Revolutionizing KYC: Speed Meets Security
The KYC verification of a customer’s identity is one of the major hurdles for digital finance services due to the time and documentation involved in it. Therefore, in order to simplify the KYC verification process for digital finance services in India, the RBI updated its Master Direction on KYC in November 2024 and June 2025. One of the key inclusions of the updated version is the strengthening of the Central KYC Records Registry (“CKYCR”), which enables financial institutions to access the existing KYC details of customers through a unique KYC Identifier without having to submit documents like Aadhaar and PAN Card repeatedly. Another change is the implementation of a risk-based approach for periodic updation of KYC details. Now, customers with low-risk profiles must update their KYC details once in ten years, medium-risk profiles once in eight years, and high-risk profiles once in two years. Improvements have also been made in the Video Customer Identification Process (“V-CIP”) for KYC verification in order to make it more inclusive for differently labeled individuals through AI-based verification instead of facial gestures.

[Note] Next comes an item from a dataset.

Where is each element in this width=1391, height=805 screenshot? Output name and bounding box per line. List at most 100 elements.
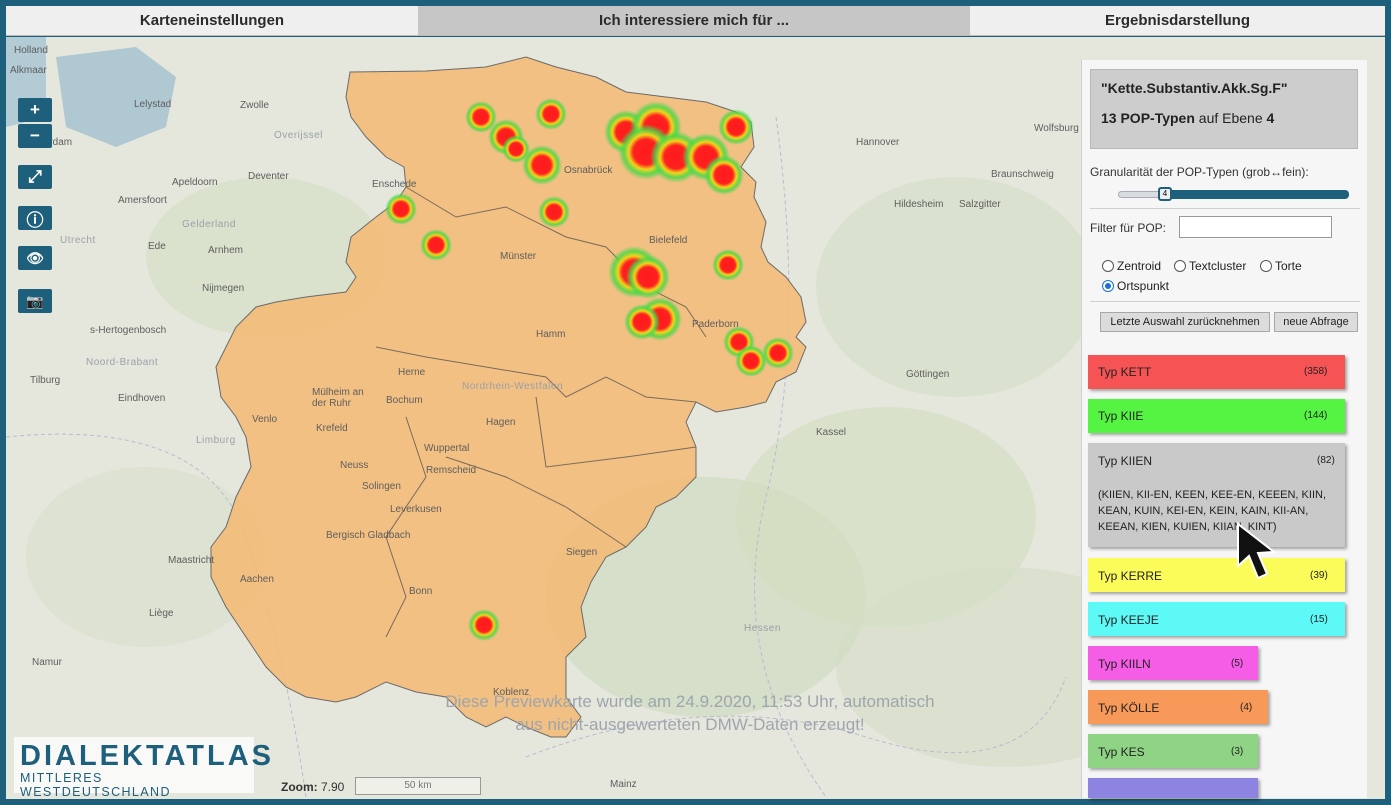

Key Challenges Faced by the RBI and the Reforms Adopted to Tackle These Challenges
- Preventing Exploitative Lending Practices: There were many unregulated loan apps in the market, which were adopting exploitative recovery practices. By making it mandatory for the fintech companies to join the SRO, the RBI has ensured that these companies comply with the Fair Practices Code, which includes the disclosure of interest rates and the use of ethical recovery practices.
- Data Privacy and “Co-Branding”: The RBI has also tightened the rules on Co-branded cards. For example, if a travel app launches a credit card with a bank, then the travel app, which has co-branded the card with the bank, cannot access the transaction data of the customer. Only the bank, which has issued the card, will be the authority of the financial data of the customer.
- Cybersecurity and Frauds: To curb the practice of “mule accounts,” the streamlined KYC has included the monitoring of Unique Customer Identification Code (“UCIC”) to ensure that if one individual has created many suspicious accounts with different banks, the regulatory authority will be able to track the same.
The Impact on the Consumer
For the average consumer of these platforms, such as PhonePe, Google Pay,etc the impact will be positive in multiple ways. First, the trust factor, as SRO-FT, it will be regulated and supervised both by their industry peers and the government. Second, the convenience factor, as the process of opening bank or demat accounts could be much faster with the integrated CKYCR. Finally, the security factor, as the clear delineation between fintech partners and banks will ensure that user information will not be shared with any third-party marketing companies.
AMLEGALS Remarks
The RBI’s emphasis on SRO-FTs and simplified KYC norms is a definite change from reactive governance to proactive governance. The institution of SOBs by RBI is a way of convensing the industry to adopt high ethical standards, ensuring that “speed” in fintech does not compromise “safety.” The shift to a risk-based digital KYC is another step in removing barriers to financial inclusion. The elimination of paperwork and adoption of a “once-and-done” digital identity are a blessing for consumers, offering them unparalleled convenience without exposing them to the rising risks of cyber-fraud and predatory lending practices. The message from RBI is loud and clear, the “move fast and break things” philosophy is now replaced by a “move fast and build safely” philosophy. The message for the Indian consumer is a financial system that is not only the most innovative in the world but also one of the safest. As we look to 2026, success of this system would depend upon the participation of fintechs in SROs and further development of Digital Public Infrastructure to protect the last-mile consumer.